Well, now that the somber days are behind us, we can think about celebrating Sukkot with lots of yummy food!
Sukkot for me is the time for baking. We do not have a Sukkah, so we are lucky to go to our friends for meals. All I get to do is bake, and bring a cake with me.
I will not, however, start with a cake, but with another favorite dish – apple-cranberry source.
There are many versions of apple sauce. I hope you will like mine.
The most important thing to know – there are no exact proportions, no exact times, let your imagination run wild. Go with what you like.
2-3 pounds of apples
1-2 pounds of cranberries
1-2 cups of sugar
Some citrus peels (see Note)
A little bit of crystallized ginger
A stick or two of cinnamon
Peel and core the apples, cut them into small enough pieces.

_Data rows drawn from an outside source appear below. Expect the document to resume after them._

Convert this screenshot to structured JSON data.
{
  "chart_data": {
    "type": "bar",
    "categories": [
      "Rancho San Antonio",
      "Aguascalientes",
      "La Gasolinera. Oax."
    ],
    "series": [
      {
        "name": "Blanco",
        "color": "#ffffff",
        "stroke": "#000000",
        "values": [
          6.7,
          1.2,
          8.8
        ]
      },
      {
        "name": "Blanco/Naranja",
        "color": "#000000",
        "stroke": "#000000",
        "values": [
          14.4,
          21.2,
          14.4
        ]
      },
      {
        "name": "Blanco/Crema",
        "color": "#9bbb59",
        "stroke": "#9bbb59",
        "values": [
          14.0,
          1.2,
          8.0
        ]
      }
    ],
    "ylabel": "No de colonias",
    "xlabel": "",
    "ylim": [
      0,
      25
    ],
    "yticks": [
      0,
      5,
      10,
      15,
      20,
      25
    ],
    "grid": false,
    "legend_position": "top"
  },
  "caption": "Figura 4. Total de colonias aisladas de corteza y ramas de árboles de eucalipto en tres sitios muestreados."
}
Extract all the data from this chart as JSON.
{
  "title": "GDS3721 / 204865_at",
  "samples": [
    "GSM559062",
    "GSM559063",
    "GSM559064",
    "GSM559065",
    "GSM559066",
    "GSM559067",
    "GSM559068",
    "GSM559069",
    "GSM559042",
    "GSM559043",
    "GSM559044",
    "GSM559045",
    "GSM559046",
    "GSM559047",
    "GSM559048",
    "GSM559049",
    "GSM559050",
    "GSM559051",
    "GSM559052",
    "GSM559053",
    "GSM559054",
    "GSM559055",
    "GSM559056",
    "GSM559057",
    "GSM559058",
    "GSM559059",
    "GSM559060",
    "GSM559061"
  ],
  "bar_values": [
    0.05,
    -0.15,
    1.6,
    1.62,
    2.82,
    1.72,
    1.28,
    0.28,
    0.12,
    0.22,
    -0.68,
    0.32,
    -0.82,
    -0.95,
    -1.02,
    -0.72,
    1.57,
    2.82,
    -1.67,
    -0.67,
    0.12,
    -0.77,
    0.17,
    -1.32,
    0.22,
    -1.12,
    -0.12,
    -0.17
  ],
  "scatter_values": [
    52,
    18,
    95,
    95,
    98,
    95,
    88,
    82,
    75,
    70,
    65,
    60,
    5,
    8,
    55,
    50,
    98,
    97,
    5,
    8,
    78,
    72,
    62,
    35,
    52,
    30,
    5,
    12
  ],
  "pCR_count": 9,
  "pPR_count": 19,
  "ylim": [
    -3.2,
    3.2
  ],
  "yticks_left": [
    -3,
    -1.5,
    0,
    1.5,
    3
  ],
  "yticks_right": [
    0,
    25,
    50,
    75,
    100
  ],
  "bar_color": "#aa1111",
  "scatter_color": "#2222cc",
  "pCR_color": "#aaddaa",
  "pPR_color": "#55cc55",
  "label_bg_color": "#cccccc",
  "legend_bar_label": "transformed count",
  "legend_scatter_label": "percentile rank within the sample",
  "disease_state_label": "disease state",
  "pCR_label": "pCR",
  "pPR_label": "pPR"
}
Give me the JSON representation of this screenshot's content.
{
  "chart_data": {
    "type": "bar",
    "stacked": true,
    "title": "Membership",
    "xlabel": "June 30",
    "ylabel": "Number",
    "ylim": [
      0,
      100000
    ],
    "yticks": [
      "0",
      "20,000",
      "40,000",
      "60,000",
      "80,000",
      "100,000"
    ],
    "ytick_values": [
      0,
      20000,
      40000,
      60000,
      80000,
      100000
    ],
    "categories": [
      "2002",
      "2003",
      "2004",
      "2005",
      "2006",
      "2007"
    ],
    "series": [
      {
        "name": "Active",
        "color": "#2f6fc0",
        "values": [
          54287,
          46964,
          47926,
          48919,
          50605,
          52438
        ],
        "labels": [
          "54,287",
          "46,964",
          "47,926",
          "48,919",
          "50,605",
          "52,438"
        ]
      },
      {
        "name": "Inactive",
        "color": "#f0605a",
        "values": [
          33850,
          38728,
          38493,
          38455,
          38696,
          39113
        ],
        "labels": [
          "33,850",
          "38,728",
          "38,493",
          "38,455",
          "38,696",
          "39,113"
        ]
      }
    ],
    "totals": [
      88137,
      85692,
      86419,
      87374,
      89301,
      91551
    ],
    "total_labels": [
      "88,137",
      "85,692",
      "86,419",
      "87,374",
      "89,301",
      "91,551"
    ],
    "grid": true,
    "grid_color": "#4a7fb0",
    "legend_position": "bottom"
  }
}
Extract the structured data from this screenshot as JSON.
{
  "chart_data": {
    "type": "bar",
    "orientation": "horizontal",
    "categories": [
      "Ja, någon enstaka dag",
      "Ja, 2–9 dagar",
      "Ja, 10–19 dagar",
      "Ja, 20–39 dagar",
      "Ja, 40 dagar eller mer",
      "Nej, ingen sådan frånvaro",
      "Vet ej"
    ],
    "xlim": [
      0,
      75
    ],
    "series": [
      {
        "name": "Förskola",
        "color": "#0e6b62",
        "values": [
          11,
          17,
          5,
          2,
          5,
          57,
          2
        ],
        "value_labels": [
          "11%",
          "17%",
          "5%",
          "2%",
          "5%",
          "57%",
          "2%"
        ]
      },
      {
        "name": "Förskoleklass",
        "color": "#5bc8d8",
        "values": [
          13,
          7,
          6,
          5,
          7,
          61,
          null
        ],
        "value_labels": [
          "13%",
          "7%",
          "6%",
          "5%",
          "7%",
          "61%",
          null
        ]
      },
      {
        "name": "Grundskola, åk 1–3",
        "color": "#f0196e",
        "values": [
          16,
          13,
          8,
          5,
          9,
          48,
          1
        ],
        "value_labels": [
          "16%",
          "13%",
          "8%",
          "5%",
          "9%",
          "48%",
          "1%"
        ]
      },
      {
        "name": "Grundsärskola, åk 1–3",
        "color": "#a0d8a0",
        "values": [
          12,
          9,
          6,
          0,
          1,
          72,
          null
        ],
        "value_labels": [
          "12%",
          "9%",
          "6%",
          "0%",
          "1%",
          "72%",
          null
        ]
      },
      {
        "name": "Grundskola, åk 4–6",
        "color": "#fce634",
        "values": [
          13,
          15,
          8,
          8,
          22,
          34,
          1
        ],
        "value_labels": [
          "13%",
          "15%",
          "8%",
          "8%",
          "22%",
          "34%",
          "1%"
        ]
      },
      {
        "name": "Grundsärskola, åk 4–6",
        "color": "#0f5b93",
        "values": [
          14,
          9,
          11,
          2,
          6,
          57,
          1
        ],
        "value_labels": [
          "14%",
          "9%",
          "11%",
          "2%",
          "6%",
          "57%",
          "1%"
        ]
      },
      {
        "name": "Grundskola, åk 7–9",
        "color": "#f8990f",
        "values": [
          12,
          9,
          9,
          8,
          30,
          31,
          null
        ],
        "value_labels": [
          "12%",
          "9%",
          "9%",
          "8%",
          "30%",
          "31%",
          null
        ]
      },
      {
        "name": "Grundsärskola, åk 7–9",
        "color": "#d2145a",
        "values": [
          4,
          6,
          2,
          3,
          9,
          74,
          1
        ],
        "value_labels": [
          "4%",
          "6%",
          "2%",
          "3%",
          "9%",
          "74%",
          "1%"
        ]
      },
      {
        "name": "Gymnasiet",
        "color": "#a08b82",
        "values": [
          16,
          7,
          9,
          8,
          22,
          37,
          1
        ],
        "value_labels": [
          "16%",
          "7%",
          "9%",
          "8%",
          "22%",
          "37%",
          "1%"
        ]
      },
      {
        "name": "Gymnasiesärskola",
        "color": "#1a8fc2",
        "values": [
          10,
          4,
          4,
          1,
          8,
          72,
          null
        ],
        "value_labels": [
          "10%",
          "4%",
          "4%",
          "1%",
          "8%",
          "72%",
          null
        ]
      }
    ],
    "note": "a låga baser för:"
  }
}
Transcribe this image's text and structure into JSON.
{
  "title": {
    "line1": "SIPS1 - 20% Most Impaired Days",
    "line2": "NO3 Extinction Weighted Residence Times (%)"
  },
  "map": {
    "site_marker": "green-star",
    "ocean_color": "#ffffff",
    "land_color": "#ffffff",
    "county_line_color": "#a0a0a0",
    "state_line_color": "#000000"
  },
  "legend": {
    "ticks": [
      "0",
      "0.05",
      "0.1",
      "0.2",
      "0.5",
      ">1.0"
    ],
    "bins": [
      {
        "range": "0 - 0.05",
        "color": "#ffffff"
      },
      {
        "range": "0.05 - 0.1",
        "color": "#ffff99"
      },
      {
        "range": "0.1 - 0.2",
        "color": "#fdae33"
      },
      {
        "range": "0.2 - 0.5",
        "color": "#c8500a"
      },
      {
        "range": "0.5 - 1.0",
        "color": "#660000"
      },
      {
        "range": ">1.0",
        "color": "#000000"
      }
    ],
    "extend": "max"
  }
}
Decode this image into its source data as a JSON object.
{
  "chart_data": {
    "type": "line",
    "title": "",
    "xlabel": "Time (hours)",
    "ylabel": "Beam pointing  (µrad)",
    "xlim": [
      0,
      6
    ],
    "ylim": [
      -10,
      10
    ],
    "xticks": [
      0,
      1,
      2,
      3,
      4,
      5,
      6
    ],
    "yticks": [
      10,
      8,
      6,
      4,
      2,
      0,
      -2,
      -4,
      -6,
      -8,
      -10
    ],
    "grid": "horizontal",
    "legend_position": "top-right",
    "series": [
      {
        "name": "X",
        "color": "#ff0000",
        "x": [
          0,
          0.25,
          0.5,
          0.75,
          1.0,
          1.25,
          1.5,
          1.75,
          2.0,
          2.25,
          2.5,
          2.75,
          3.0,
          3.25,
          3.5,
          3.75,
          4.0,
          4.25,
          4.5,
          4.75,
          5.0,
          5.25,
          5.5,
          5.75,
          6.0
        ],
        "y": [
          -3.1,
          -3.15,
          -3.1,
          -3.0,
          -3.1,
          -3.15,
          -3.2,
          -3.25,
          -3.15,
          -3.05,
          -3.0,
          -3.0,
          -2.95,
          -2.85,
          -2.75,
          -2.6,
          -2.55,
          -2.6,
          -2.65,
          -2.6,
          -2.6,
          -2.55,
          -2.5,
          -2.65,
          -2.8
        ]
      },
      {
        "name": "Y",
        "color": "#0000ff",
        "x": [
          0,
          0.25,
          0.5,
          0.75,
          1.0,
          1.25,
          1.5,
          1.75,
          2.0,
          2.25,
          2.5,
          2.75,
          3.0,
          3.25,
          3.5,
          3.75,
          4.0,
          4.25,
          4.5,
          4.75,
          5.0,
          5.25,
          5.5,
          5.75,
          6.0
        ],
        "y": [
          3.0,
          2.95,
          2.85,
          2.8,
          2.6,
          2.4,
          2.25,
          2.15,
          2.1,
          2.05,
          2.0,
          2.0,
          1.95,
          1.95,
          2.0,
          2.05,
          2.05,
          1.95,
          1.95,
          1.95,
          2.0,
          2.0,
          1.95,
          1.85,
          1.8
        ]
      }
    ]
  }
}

Put them into a pot on medium to low heat. Add cranberries and citrus. Let the apples cook for a while, until they become soft.
Stir the mass with a wooden spoon quite often.
Once the apples are cooked, mash them. You can use an electric device of choice. However, I prefer my sauce rough enough and use an old fashioned potato masher for my preferred consistency. Yours may be entirely different.
Once the mass is ready to store, you can put it in glass jars. Of course, if you plan to store the source for a long time, you will need to sterilize your containers.
I store my sauce in the refrigerator or bring it with me as a gift, so I only rinse the jars with boiling water.
After you close the jars, it’s best to put them upside down on a wooden surface.
Once the sauce is cold, you can store it in the refrigerator, or enjoy right away 🙂
Hag Sukkot Sameach!
Note: A few words about citrus peel: My grandmother Surah bat Leizer, z’l used to carefully collect any citrus peel – orange or tangerine that was left after eating so rarely appearing in our cold region of Urals fruit and boil with sugar, then put in jars and store for baking. I, of course, don’t bother doing it. I just cut any citrus , add it in a jar, put sugar on top, and store in a freezer. Anytime I need it – it’s here for me. No need to thaw, boil, or otherwise manipulate it. If you can get your hands on etrog this year, you can add some etrog preserve to it as well. We will talk about that later.